The challenge is creating systems that are powerful enough to be truly helpful but transparent enough that users understand what’s happening. Users need to feel in control even when they’re delegating authority to the system.
This requires new design patterns that don’t exist in traditional UX. How do you design an interface that adapts to each user’s mental model? How do you visualize an agent’s confidence level in its recommendations? How do you let users correct the system’s understanding without breaking the overall experience? How do you use copy (tone, length etc) as one of the fundamental building blocks of AX?
Why This Matters
The companies that figure out agentic experience first will have an enormous advantage because users who experience true AI partnership can’t go back to dumb tools. Once your email app understands your communication style and can draft responses for you, using regular email feels broken.
This creates a winner-take-all dynamic in many software categories. The first company to build truly agentic experience in a category get customers who become extremely difficult to switch away from. We're helping companies become agentic at LCA and it's been pretty eye-opening to see what categories there are opportunities in.
We’re still in the early stages of this transition. Most “AI-powered” software today is just traditional tools with chatbots bolted on. True agentic experience requires rethinking the fundamental architecture of how software works, not just adding AI features to existing interfaces.
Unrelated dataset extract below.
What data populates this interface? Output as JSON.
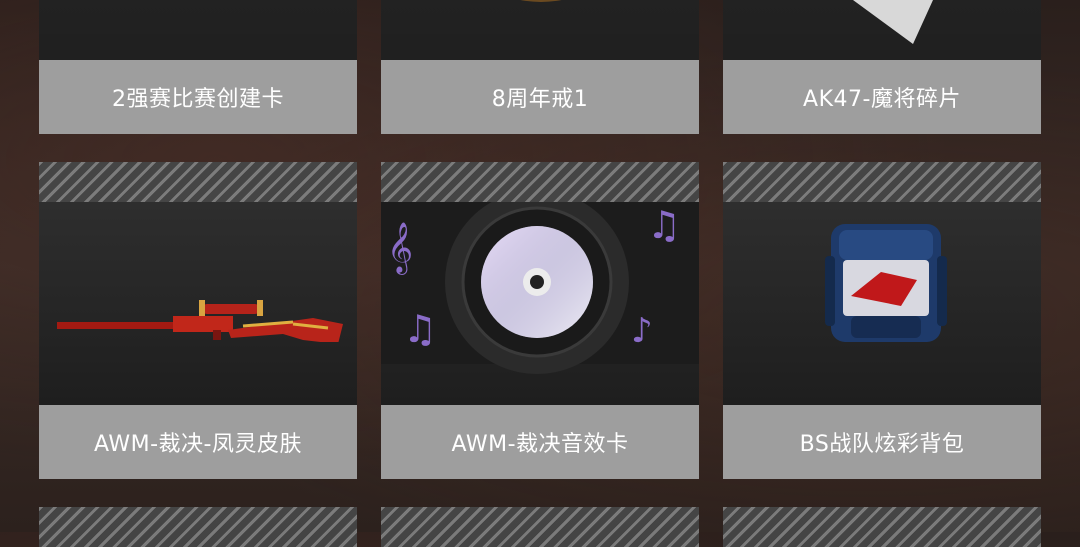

The shift is inevitable because the technology now exists to build software that actually understands users rather than just executing their commands. The only question is which companies will recognize this opportunity and build accordingly.
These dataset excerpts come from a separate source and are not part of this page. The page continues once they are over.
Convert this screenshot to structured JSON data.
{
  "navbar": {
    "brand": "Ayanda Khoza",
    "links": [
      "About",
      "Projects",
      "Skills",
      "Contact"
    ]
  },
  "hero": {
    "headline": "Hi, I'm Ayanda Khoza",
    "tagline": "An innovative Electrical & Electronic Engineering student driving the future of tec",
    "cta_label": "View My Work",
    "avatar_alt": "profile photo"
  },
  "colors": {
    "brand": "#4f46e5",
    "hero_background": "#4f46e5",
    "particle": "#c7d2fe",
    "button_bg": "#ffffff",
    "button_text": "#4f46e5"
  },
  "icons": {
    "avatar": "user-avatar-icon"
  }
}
Users will stop tolerating software that makes them repeat themselves once they experience systems that actually remember and learn. The future belongs to software that becomes more valuable the more you use it, not because of network effects with other users, but because of the relationship it builds with you.
Note to self: will try this. Probably could automate this with an agent that delivers you the news twice a day based on preference. There's a startup idea somewhere in there ;).